Stadiums are responsible for destroying employment and reducing paid wages to workers. Wyatt (2020) explains that sports teams require fewer workers to operate and manage, and most of the job posts are temporary, varying from one game season to the next. Similarly, after the construction of the stadium, fewer people are required to maintain it. Collectively, these jobs are low-wage. Stadiums also drive out skilled labor who are in search of employment (Wyatt, 2020). Therefore, it causes the general employment rate and income inflow in the city to decline.
Moreover, stadiums can be private investment. Sroka (2020) argues that because sports is another form of entertainment, private investors can take up constructing and maintaining the stadiums. In this way, private investors will be responsible for the general cost and maintenance associated with city stadiums. In the past, Jakar (2020) explains that private stadium funding was realized, giving San Francisco Giants’ SBC Park and Atlanta Braves’ Turner Field as some private stadium examples. Thus, public funding need not be directed to funding arenas and teams of the city.
Publicly funded stadiums and arenas divert the taxpayer money from significant priorities within the city. For example, instead of diverting money to stadiums, the money could be diverted to hospitals, public education, roads, and other necessary departments that would generally make life better for all inhabitants in the city.
On the other hand, Kellison (2020) explains that funding arenas using public money is based on the fact that they will positively impact the community. For example, in the short-term, new arenas create employment opportunities. Short-term benefits are feasible because more than 3000 people are employed for the construction of the stadium, and once it is completed, more people are employed to maintain it (Kellison, 2020). In the long-term, arenas would boost tourism within the city. Bradbury (2020) claims that the publicly funded stadiums would result in a multiplier effect. This means that increased income from the new job opportunities would lead to increased spending, job creation, and investment within the city. Thus, the multiplier becomes another long-term profit for the city’s economy.

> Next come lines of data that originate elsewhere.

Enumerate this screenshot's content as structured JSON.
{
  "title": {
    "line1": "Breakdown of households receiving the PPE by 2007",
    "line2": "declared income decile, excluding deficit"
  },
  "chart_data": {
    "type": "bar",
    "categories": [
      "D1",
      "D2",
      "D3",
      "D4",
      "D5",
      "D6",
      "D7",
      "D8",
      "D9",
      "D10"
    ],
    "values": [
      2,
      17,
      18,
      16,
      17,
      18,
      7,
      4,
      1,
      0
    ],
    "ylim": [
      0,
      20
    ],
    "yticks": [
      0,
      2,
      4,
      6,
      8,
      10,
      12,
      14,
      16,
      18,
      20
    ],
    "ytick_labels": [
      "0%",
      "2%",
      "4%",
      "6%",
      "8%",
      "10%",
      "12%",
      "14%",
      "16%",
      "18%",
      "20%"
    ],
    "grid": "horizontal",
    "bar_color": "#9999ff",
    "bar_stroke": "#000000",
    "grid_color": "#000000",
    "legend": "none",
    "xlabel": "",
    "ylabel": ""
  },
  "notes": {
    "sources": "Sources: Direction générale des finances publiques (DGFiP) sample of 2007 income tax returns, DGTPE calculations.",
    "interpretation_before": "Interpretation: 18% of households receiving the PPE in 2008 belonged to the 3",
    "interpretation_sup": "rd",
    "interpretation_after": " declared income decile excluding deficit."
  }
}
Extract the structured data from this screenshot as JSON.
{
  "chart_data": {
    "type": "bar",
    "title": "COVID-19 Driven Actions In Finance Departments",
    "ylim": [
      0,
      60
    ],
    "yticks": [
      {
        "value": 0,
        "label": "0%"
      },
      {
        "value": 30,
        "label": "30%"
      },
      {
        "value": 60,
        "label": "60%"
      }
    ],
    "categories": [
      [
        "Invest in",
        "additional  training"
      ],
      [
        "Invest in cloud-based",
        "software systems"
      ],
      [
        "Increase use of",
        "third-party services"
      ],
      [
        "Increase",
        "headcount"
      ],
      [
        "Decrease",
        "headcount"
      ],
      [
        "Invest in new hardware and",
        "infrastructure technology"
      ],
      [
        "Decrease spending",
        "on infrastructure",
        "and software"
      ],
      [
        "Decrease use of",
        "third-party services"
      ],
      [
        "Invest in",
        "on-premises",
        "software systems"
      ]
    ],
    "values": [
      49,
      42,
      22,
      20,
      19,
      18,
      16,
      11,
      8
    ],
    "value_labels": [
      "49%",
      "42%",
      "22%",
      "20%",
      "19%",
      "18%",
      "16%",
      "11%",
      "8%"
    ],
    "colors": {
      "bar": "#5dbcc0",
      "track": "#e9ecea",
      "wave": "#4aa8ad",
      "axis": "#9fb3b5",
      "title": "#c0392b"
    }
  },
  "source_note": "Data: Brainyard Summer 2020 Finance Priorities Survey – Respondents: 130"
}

Americans generally love sports. It is common for Americans to spend more money on sporting activities as opposed to other social events. This nature of Americans is also seen in managing public funds since most of it is used in constructing new stadiums and maintaining existing ones across cities in the country. However, from the above discussions, publicly funding stadiums have more negative effects than positive ones. For example, stadiums’ economic gains are significantly less compared to the money spent to construct and maintain it. Therefore, there should be alternative ways of funding these projects, such as private funding.